À la tête de Transparency International France depuis le 28 septembre 2020, Patrick Lefas revient pour Décideurs sur le bilan de sa première année de mandat et expose les grandes lignes de sa feuille de route.

Décideurs. Vous avez été élu président de Transparency International France le 28 septembre 2020. Quel bilan tirez-vous de vos premiers mois à la tête de cette organisation ?

Patrick Lefas. Mes premières actions s’inscrivent dans la continuité du travail efficace réalisé par mon prédécesseur. Nous multiplions les actions en faveur de la transparence et de la lutte contre la corruption. Transparency France est la seule association anticorruption à utiliser tous les modes d’action contre la corruption : le contentieux, le plaidoyer et l’accompagnement des acteurs. En tant qu’organisation agréée par le ministère de la Justice pour exercer des droits reconnus à la partie civile, nous sommes intervenus dans des procès politico-financiers à forts enjeux, comme les "biens mal acquis", mais aussi l’affaire Guérini à Marseille. Nous contribuons à l’élaboration des lois, comme quand nous participons aux débats sur la transposition de la directive européenne sur la protection des lanceurs d’alerte. Auprès des pouvoirs publics et des entreprises, nous oeuvrons pour la promotion d’une culture de l’éthique et de l’intégrité. Nous contribuons enfin à informer et sensibiliser nos adhérents, donateurs, sympathisants et le grand public à l’importance de l’intégrité.

Quelle est votre feuille de route pour vos deux prochaines années ?

Nous sommes à un an des prochaines élections présidentielles et l’enjeu pour nous est de voir portées plus haut nos valeurs de transparence de la vie publique et de lutte contre la corruption. La loi Sapin 2 est certes une avancée en la matière, mais la volonté politique semble aujourd’hui s’essouffler. C’est la raison pour laquelle nous suivons avec une attention particulière, l’évolution du projet de loi pour la confiance dans l’institution judiciaire - adopté en première lecture à l’Assemblée le 25 mai 2021 - qui prévoit de réduire la faculté du parquet national financier en réduisant les délais d’enquête préliminaire et en étendant la protection du secret des avocats à leurs activités de conseil. 

"Le problème de la France, c'est qu'elle réagit postérieurement à des scandales"

Autre sujet important : le renforcement de notre capacité à rester en justice. Dans des procès de type Bygmalion par exemple notre agrément ne nous autorise pas à nous constituer partie civile. Notre champ d’action ne couvre pas certaines infractions comme le financement illégal des campagnes. De plus, la loi nous paraît peu sévère sur ce point. Elle ne prévoit qu’un an ferme et 3 750 euros d’amende.

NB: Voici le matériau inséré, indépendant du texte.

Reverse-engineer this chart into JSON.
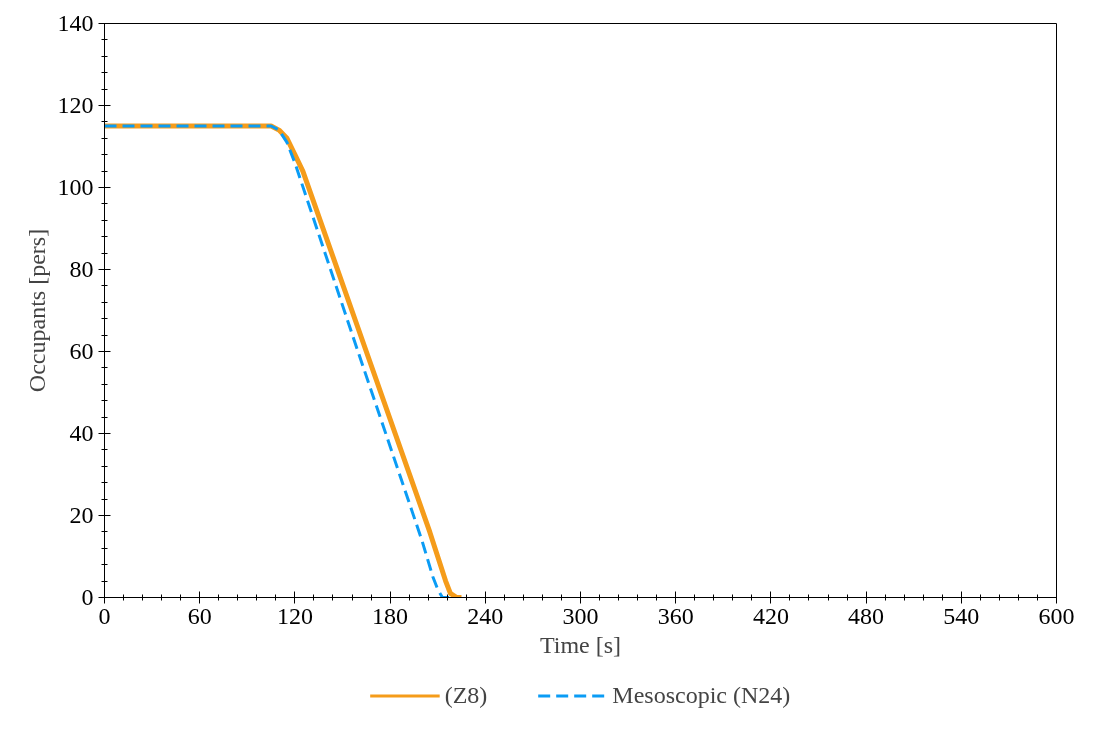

Enfin, nous espérons obtenir dans les prochaines semaines, après quatorze ans de procédures et de plaidoyer, la création d’un mécanisme de restitution des avoirs issus de la corruption ainsi qu’une première condamnation définitive dans une affaire de biens mal acquis avec l’affaire Teodorin Obiang. Nous allons intensifier nos actions de coopération avec les autres sections de notre mouvement à travers le monde pour partager notre expérience et nos ressources dans ce domaine.

En 2020, la France reste 23e du classement concernant la perception de la corruption dans le monde. Comment peut-elle espérer progresser ?

Il s’agit d’un choix politique avant tout. Il appartient aux décideurs publics d’inscrire la lutte contre la corruption à l’agenda politique afin que des moyens conséquents soient engagés pour améliorer le niveau de transparence dans les affaires et dans la vie publique. Si on a connu des avancées notables depuis 2013 avec la création la Haute Autorité pour la transparence de la vie publique, le Parquet national financier ou l’Agence française anticorruption, des efforts restent encore à faire. Il faut anticiper les risques de corruption, mettre davantage l’accent sur la bonne gouvernance. Le problème de la France, c’est qu’elle réagit a posteriori, une fois que le scandale a éclaté, et non en prévention. De plus, très peu de sanctions exemplaires sont prononcées. Or, des sanctions comme les peines d’inéligibilité peuvent dissuader des élus notamment tentés par la corruption. Enfin d’autres pistes d’amélioration restent possibles : réduire l’exigence de la preuve en matière de corruption, accorder une place plus importante aux victimes, améliorer l’accès aux données de corruption ou faire du PNF une autorité judiciaire parfaitement indépendante du pouvoir public.